Extrapyramidal syndrome is a movement disorder caused by damage to the extrapyramidal tract, a network of nerves that controls movement. Patients with this condition can have a variety of symptoms, including involuntary jerking, difficulty walking, and the inability to sit or stand still. The cause is usually a medication that interferes with dopamine in the brain, but it can also be the result of brain damage. When patients exhibit symptoms, a doctor can perform a thorough neurological exam to learn more about the patient's case and to explore possible causes.
The leading cause of extrapyramidal syndrome is psychiatric medication. Antipsychotic drugs and some drugs used to treat depression commonly cause extrapyramidal symptoms. Patients who take dopamine blockers can also develop this condition. Stopping the medication may help, but sometimes the effects are permanent, or take a long time to wear off. Patients on psychiatric medications should be vigilant for early symptoms so they can report them to a doctor as soon as possible.
Another potential cause of extrapyramidal syndrome is an injury to the brain that involves the extrapyramidal tract.
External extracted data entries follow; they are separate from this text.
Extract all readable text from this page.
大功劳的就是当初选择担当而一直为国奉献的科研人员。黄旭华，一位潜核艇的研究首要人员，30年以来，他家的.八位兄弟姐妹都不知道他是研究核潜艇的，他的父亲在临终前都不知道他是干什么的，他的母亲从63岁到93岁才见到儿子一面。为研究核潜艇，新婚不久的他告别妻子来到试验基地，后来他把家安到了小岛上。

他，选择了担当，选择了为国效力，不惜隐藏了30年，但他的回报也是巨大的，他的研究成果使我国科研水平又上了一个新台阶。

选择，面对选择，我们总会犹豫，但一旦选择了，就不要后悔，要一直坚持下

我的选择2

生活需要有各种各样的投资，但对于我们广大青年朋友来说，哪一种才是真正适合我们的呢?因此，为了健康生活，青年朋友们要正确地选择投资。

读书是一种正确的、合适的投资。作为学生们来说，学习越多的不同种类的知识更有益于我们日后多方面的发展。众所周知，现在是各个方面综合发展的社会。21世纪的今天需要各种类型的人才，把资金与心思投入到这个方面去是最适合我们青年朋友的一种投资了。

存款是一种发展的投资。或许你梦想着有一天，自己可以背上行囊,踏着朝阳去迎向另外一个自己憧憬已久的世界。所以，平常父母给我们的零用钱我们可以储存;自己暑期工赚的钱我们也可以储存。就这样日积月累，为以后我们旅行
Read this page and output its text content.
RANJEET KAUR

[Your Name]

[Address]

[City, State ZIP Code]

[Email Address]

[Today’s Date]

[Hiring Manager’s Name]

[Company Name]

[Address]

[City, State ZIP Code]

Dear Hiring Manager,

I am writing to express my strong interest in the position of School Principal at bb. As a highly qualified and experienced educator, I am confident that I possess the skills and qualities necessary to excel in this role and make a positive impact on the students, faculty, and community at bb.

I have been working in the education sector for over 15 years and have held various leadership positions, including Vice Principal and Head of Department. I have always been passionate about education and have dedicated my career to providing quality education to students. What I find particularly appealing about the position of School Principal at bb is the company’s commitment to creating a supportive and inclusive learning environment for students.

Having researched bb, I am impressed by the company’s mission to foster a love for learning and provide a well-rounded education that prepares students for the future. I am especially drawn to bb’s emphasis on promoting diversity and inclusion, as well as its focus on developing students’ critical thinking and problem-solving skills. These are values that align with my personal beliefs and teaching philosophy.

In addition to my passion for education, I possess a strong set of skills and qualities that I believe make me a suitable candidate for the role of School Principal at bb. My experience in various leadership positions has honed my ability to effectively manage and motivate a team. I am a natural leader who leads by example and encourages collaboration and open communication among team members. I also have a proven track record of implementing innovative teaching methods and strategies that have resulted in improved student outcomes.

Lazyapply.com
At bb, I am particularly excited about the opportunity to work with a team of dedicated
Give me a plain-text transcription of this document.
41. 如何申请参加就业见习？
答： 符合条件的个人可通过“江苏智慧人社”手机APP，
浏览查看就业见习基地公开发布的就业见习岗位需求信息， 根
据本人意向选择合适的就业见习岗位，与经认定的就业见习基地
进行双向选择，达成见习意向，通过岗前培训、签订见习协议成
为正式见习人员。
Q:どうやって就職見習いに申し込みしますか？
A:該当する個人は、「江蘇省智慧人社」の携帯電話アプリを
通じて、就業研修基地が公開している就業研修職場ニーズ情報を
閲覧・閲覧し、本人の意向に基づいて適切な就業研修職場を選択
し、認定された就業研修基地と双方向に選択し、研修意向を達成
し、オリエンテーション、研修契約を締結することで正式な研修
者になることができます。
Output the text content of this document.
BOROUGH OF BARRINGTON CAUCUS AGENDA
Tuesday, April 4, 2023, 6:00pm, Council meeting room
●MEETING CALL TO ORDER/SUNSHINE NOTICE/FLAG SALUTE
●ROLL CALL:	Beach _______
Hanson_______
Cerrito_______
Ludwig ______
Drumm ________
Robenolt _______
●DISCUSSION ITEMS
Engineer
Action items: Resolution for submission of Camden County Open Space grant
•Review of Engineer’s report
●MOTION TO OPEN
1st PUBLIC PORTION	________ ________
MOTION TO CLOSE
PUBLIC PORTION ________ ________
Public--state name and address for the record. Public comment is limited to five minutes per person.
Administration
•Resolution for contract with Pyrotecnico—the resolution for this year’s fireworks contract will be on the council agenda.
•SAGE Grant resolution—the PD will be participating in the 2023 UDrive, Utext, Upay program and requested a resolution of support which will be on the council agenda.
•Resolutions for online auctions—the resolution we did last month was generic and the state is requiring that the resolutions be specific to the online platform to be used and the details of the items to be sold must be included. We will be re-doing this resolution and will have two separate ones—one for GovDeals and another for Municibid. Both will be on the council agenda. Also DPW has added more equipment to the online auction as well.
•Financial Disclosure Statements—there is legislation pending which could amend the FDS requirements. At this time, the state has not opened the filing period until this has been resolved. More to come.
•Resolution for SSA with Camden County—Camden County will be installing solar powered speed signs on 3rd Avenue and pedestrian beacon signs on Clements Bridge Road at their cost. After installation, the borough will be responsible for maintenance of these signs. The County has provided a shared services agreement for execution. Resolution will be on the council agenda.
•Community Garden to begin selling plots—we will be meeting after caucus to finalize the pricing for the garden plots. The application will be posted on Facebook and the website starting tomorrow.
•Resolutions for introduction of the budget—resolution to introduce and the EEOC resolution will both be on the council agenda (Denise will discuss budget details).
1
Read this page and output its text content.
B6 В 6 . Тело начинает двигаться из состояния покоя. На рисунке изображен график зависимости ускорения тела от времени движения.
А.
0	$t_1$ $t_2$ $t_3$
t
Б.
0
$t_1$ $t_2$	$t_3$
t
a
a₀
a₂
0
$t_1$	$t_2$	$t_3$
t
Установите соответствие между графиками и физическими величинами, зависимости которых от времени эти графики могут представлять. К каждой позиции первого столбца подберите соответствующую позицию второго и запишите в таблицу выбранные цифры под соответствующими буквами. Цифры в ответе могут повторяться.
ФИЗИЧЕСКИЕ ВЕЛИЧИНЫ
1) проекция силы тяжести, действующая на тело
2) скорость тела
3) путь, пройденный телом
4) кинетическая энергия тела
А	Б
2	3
Some forms of cerebral palsy can involve this area of the brain, and it can also be damaged by lesions from brain tumors and degenerative neurological diseases. In this case, medical imaging of the brain may show signs of the physical damage. This can allow a doctor to pinpoint the cause and determine the best treatment option. In this case the goal is to arrest additional damage, and it may not be possible to repair the existing damage.
Patients with extrapyramidal syndrome can have trouble with basic tasks and may need support when walking in the form of a cane, walker, or other mobility aid. Physical therapy can sometimes help patients with issues like hand tremors that interfere with fine motor skills. Devices like jar openers, oversize tools, and so forth can also help the patient adapt to tremors or involuntary jerks that make it hard to dial a phone or operate a computer. Some patients may also benefit from medications.
The risk of developing extrapyramidal syndrome is a consideration patients should think about when they start psychiatric medication. The benefits of the drug may outweigh the risks of side effects, especially if the patient and doctor work together to slowly adjust the medication to find the most appropriate dose. It is important to remain in communication with a doctor while on such medications to discuss the development of side effects and the best way to deal with them.